More than 600 CEOs and human resource managers at local and global companies discussed the latest trends in building an engaged, efficient and loyal workforce at a workshop yesterday in HCM City.
The event, titled “Driving sustainable growth through happier workforce”, was a forum for leaders and managers to share advanced methods for human resource management, Thanh Nguyen, CEO of Anphabe, an agency that offers solutions for employer branding, said.
Twenty five speakers discussed five topics: happiness trends, happiness essentials, happiness and business, happiness leadership, and happiness innovation.
Nguyen Thi Bich Van, chairwoman of Unilever Vietnam, which employs more than 1,700 employees, said companies need to transform in the new setting in terms of human resource management.

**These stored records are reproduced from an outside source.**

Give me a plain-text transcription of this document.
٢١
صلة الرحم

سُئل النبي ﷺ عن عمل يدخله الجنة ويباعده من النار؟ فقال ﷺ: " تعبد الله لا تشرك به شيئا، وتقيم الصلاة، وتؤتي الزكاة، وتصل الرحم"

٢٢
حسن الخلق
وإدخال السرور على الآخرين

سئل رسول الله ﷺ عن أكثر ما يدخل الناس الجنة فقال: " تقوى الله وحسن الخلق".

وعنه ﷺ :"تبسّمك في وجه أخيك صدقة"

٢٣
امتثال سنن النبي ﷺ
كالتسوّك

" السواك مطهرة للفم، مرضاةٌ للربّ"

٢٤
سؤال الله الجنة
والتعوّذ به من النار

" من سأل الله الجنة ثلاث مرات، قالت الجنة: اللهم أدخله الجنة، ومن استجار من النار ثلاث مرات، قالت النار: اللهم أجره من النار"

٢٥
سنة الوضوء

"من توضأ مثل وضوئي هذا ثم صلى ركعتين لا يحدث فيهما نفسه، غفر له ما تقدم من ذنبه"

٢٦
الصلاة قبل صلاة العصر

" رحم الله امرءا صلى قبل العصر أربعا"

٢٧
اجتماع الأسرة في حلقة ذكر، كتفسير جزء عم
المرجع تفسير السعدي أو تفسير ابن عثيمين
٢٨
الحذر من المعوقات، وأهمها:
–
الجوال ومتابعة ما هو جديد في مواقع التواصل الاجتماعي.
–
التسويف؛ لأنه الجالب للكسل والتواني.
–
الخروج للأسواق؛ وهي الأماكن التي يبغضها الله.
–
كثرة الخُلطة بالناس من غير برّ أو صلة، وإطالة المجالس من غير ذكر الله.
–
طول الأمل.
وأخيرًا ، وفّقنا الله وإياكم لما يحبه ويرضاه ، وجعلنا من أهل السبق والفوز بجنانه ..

“Know-it-all leaders no longer exist. Servant leadership is the new norm.”
Managers need to empower their employees, recognise their value and take more time to talk with their employees to build trust and improve employees’ engagement, she said.
“The best place to work is where people leave milestones of life, where their heart and mind belong, and where they can grow.”
Le Quy Don, human resources director at Heineken Vietnam, said not only human resource executives but also all other leaders and managers should be involved in building and improving employee engagement.
“CEOs and managers should regularly meet and have a straight talk with their employees to understand their concerns and address their problems in a timely manner.
“It is one of the important factors to build employees’ trust as well as their engagement.”
Phillippe Richart, general director of Siam City Cement Vietnam, agreed that communicating is very important.
“We spend a lot of time communicating with employees. When employees meet their managers, they are able to express their concerns. [It helps] build trust and transparency.
Human resources should be part of business models and strategies in every department, he added.
Stephen James Clark, country head & CEO, Prudential Vietnam, said: “It is always challenging in today’s fast moving world. We have to recognise that younger people have different views to careers.
“In Viet Nam, it is not unusual to see people move within two or three years from one organisation to another.”
“We need to provide skills that allow people to develop and make a contribution to the success of their organisation. That is win-win.
“We need to recognise that a city like HCM City is very stressful. Things like work-life balance are also important.
“We should be honest and transparent, and be humble and respect other people when we take the position of leaders.”
Viet Nam ‘Best Place to Work’ survey
At the workshop Anphabe launched the “Viet Nam Best Places to Work” survey.
This year the survey will focus on jobs, workforce and the working environment in the world of Industry 4.0.
The annual survey conducts in-depth measurements of employer brands and employee happiness at working for the top 500 businesses.
Based on assessments by employees in 26 industries, the 100 best places to work list will be drawn up.
The research methodology and rankings will be audited and advised by INTAGE Vietnam, a market research company.